AI Pipelines
An AI pipeline is a structured workflow that automates the stages of data collection, preprocessing, model training, evaluation, and deployment.
Cloud AI Services (Azure OpenAI, Vertex AI, Amazon Bedrock)
Cloud AI services provide managed platforms that offer pre-trained models, APIs, and development environments for building, training, and deploying AI applications.
Containerization
Containerization is the practice of packaging software—including its dependencies, libraries, and runtime—into lightweight, portable units (containers) that can run consistently across different environments.
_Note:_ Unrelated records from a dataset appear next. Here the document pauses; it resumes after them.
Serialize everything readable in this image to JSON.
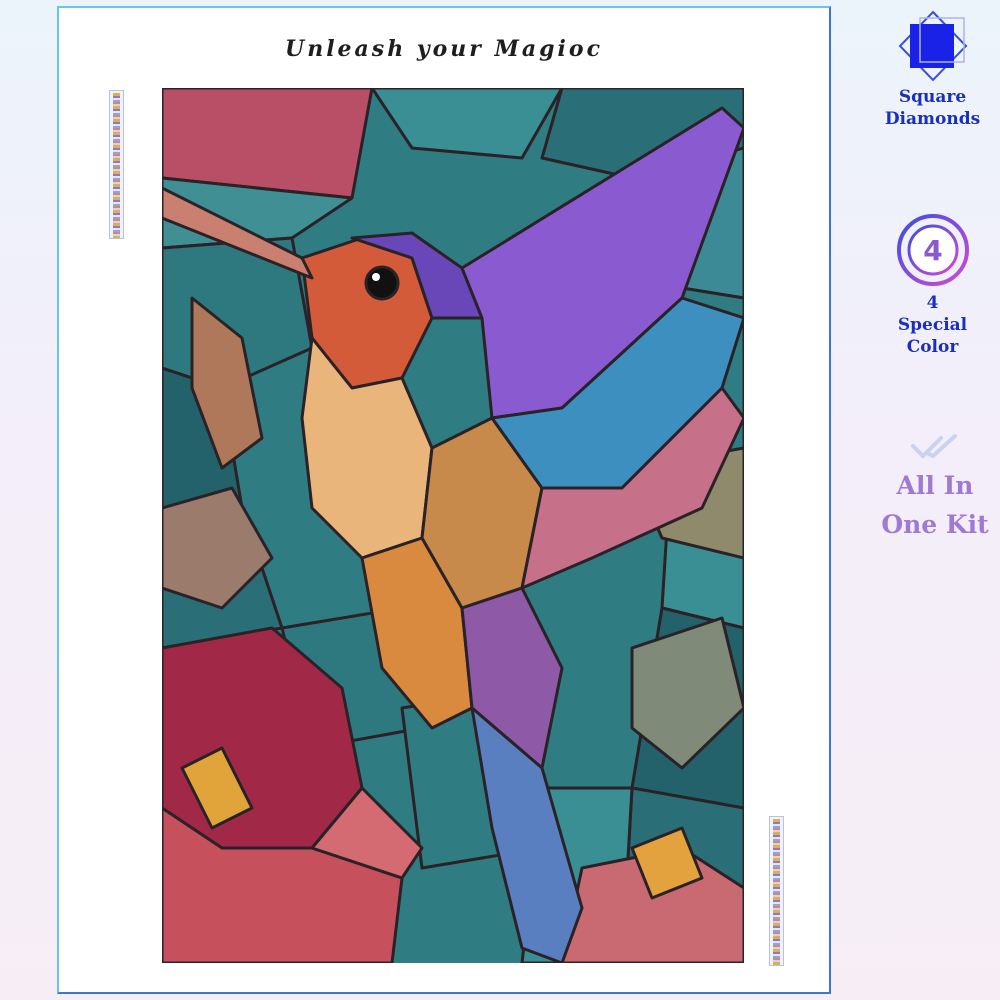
{
  "poster": {
    "headline": "Unleash your Magioc"
  },
  "features": [
    {
      "icon": "square-diamond-icon",
      "label_line1": "Square",
      "label_line2": "Diamonds",
      "color": "#1a2fbf"
    },
    {
      "icon": "number-badge-icon",
      "badge_text": "4",
      "label_line1": "4",
      "label_line2": "Special",
      "label_line3": "Color",
      "color": "#1a2fbf"
    },
    {
      "icon": "double-check-icon",
      "label_line1": "All In",
      "label_line2": "One Kit",
      "color": "#a07ad2"
    }
  ],
  "artwork": {
    "subject": "stained-glass hummingbird with flowers",
    "colors": {
      "teal": "#2f7c83",
      "dark_teal": "#1f5a63",
      "rose": "#c7505d",
      "magenta": "#a12947",
      "orange": "#d97a36",
      "violet": "#6a47b8",
      "lead_lines": "#2a2226"
    }
  }
}
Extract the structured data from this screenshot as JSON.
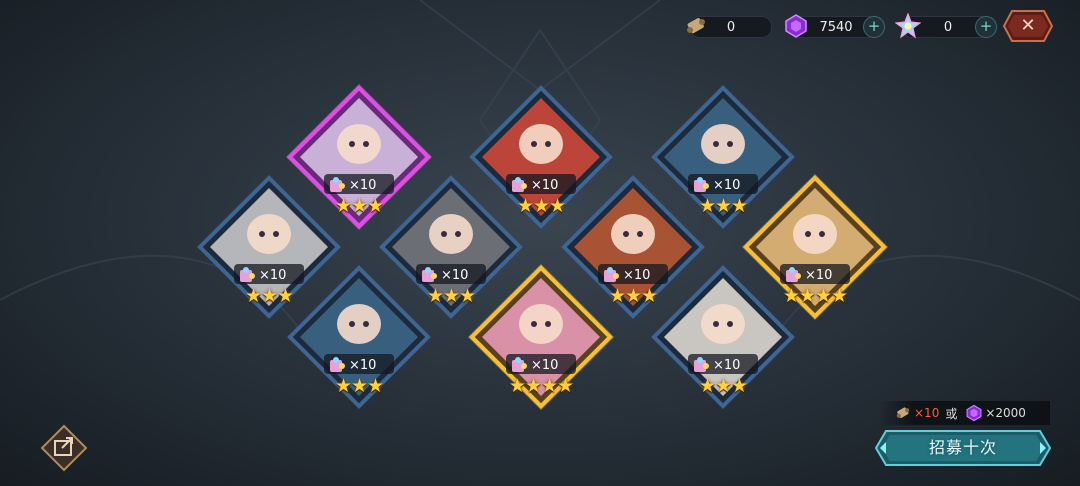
{
  "topbar": {
    "scroll": {
      "icon": "scroll-icon",
      "value": "0"
    },
    "gem": {
      "icon": "purple-gem-icon",
      "value": "7540"
    },
    "crystal": {
      "icon": "rainbow-crystal-icon",
      "value": "0"
    },
    "plus_symbol": "+",
    "close_symbol": "✕"
  },
  "cards": [
    {
      "id": "maid-bunny",
      "rarity": "purple",
      "count": "×10",
      "stars": "★★★",
      "star_count": 3
    },
    {
      "id": "red-hair-maid",
      "rarity": "blue",
      "count": "×10",
      "stars": "★★★",
      "star_count": 3
    },
    {
      "id": "blue-maid-top",
      "rarity": "blue",
      "count": "×10",
      "stars": "★★★",
      "star_count": 3
    },
    {
      "id": "gray-beast",
      "rarity": "blue",
      "count": "×10",
      "stars": "★★★",
      "star_count": 3
    },
    {
      "id": "wolf",
      "rarity": "blue",
      "count": "×10",
      "stars": "★★★",
      "star_count": 3
    },
    {
      "id": "fox",
      "rarity": "blue",
      "count": "×10",
      "stars": "★★★",
      "star_count": 3
    },
    {
      "id": "blonde-girl",
      "rarity": "gold",
      "count": "×10",
      "stars": "★★★★",
      "star_count": 4
    },
    {
      "id": "blue-maid-bottom",
      "rarity": "blue",
      "count": "×10",
      "stars": "★★★",
      "star_count": 3
    },
    {
      "id": "pink-hair-girl",
      "rarity": "gold",
      "count": "×10",
      "stars": "★★★★",
      "star_count": 4
    },
    {
      "id": "white-hair-boy",
      "rarity": "blue",
      "count": "×10",
      "stars": "★★★",
      "star_count": 3
    }
  ],
  "cost": {
    "scroll_amount": "×10",
    "or_text": "或",
    "gem_amount": "×2000"
  },
  "recruit_button": {
    "label": "招募十次"
  },
  "colors": {
    "purple_frame": "#d23fd8",
    "blue_frame": "#34557c",
    "gold_frame": "#f0b020",
    "star": "#ffd040",
    "cost_red": "#ff5a3a"
  }
}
Continuous Integration / Continuous Deployment (CI/CD) for ML
CI/CD for ML extends DevOps practices to machine learning by automating model testing, validation, and deployment to ensure consistency and speed across releases.
GPU / TPU
GPUs (Graphics Processing Units) and TPUs (Tensor Processing Units) are specialized hardware accelerators designed to perform the large-scale parallel computations required for training and running AI models.
Model Deployment
Model deployment is the process of integrating a trained AI model into a live environment where it can make real-time predictions or support business applications.
Model Hosting
Model hosting is the deployment of trained AI or machine learning models on a server or cloud platform so they can receive requests, process data, and return predictions or insights in real time.
Model Registry
A model registry is a centralized repository where machine learning models and their metadata, such as version history, performance metrics, and ownership, are tracked and managed.
Vector Indexing
Vector indexing is the process of organizing and storing high-dimensional vector representations of data, used to find semantically similar items in large datasets quickly.